There is not much difference between low-fat and low-carb diets when it comes to losing weight, a new research states, effectively putting an end to the debate on which of the two is the more efficient at shedding pounds.
The study tracked around 600 adults who had been between 15 and 100 pounds overweight. The participants went on either a low-fat or a low-carb supervised diet for a year, UPI reports. The group was composed of people between the ages of 18 and 50, and around six out of 10 were women.
Christopher Gardner, study author and a professor of medicine with the Stanford Prevention Research Center’s department of medicine at Stanford University Medical School, said,
In short, we hypothesized that we would be able to use information from previous studies of the past decade to come up with factors that we could test that would help determine which diet is better for whom.
Both diets induced the same amount of weight loss, Gardner said, in addition, the researchers did not gain any new insights as to why some of the participants lost more weight compared to others, regardless of the diet method they used.
“The data and results we generated will not help clinicians guide patients, or [help] people to pick for themselves, one of these diet approaches over the other,” Gardner said.
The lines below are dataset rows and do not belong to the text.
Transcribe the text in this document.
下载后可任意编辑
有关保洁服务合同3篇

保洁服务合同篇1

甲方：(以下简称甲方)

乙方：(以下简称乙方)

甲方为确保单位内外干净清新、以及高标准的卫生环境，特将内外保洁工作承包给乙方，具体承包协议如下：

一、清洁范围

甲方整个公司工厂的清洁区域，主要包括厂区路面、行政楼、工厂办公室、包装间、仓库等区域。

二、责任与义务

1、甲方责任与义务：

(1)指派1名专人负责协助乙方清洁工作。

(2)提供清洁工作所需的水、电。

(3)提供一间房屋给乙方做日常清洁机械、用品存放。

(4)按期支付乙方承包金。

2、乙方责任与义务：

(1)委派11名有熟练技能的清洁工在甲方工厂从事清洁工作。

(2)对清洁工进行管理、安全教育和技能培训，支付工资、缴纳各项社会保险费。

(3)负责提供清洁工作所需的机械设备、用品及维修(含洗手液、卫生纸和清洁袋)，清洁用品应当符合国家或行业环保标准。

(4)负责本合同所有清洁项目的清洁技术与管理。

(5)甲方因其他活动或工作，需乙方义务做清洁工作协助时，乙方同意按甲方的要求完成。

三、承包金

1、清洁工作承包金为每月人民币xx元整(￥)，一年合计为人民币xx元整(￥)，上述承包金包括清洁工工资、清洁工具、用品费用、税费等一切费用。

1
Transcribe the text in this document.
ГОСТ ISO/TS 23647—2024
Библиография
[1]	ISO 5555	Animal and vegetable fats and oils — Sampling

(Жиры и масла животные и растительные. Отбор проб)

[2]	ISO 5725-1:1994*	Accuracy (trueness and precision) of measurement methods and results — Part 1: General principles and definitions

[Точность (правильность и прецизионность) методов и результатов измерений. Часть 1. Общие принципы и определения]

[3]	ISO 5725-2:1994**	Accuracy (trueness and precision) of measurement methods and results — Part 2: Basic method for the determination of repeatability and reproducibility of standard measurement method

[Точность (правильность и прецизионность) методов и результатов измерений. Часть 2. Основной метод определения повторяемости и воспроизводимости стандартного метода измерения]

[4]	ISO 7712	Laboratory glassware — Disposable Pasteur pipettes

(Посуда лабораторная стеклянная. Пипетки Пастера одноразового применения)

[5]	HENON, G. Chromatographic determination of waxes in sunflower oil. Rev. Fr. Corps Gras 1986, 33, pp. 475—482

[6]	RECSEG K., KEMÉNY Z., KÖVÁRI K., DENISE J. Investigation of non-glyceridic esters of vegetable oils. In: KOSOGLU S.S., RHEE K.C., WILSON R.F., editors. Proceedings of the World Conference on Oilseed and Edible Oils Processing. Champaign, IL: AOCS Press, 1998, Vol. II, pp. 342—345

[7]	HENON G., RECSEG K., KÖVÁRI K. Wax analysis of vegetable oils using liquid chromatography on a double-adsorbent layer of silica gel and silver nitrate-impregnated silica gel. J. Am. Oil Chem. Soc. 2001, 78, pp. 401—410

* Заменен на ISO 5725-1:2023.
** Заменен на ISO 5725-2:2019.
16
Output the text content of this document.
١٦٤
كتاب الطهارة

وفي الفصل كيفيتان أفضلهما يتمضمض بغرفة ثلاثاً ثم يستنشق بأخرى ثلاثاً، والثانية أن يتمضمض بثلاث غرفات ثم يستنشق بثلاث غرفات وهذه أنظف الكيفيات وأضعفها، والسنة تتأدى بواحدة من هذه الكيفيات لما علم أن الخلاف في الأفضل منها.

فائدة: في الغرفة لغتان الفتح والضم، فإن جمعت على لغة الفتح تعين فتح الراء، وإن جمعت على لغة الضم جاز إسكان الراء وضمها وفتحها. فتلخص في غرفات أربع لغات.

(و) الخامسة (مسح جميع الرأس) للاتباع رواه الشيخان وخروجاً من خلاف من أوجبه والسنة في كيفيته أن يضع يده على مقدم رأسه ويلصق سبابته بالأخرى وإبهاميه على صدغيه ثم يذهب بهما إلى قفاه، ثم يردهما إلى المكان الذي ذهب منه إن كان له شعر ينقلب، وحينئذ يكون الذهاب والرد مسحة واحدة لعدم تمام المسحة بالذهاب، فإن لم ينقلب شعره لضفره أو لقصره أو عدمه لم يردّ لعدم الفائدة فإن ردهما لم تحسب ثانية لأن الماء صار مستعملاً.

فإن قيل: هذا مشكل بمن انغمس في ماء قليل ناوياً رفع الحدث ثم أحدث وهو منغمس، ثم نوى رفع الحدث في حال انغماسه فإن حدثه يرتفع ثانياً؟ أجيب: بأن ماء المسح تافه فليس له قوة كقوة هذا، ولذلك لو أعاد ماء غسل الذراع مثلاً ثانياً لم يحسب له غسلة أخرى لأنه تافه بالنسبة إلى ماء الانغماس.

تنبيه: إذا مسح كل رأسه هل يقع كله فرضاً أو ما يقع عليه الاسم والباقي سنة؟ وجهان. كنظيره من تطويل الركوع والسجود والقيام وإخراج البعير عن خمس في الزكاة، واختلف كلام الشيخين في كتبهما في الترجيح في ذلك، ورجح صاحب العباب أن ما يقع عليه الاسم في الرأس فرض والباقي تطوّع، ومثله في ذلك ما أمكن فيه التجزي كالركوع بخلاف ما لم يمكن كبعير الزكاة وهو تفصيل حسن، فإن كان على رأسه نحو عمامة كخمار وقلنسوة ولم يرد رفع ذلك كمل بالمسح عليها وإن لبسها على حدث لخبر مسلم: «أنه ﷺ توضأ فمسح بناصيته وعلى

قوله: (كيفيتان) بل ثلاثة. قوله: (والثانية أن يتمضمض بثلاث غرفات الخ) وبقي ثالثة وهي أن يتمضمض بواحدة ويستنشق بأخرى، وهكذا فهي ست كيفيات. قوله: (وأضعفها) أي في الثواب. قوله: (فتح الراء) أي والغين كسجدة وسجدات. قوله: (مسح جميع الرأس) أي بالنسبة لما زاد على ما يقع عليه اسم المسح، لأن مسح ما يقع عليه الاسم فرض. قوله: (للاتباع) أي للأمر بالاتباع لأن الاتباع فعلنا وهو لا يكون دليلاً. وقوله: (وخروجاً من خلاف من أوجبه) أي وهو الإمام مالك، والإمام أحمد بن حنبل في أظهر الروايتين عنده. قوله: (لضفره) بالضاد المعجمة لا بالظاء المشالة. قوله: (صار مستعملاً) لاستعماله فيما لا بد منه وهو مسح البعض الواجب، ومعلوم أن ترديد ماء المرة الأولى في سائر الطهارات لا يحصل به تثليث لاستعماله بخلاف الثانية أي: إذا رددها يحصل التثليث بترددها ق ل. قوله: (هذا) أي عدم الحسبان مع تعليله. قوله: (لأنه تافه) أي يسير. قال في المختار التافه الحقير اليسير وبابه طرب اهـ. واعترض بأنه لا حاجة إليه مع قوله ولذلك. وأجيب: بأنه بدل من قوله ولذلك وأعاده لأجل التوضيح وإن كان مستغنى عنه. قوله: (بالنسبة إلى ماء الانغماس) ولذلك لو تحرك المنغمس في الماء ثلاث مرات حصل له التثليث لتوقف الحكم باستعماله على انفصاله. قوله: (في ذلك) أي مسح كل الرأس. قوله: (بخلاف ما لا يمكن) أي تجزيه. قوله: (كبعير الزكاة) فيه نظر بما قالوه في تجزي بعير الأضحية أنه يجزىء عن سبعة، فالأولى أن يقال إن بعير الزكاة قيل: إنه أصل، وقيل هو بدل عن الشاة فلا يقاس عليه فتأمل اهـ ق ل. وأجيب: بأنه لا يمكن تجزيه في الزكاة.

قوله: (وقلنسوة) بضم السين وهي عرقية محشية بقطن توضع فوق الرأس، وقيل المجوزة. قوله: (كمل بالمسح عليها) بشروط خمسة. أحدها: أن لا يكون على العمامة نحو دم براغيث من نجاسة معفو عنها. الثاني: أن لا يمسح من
The study participants were not told to count calories or anything, but had to limit either their fat or carbohydrate intake. They were also told to keep from consuming processed junk-foods or similar products with labels like “low-fat” or “low-carb.” Instead, they were advised to cook at home, snack less, eat with friends and family, avoid dining in front of the television, restrict their intake of sugar or refined grains, eat plenty of vegetables and choose whole foods when possible.
At the end of the study period, the researchers found varying results. Some of the participants lost as much as 60 pounds, while others even gained weight.
But the reason behind these discrepancies could not be pinpointed. On average, weight loss was 13 pounds by the end of one year for low-carb dieters, while it was an average of 12 pounds for those who did low-fat diets.
The study was published in the Journal of the American Medical Association.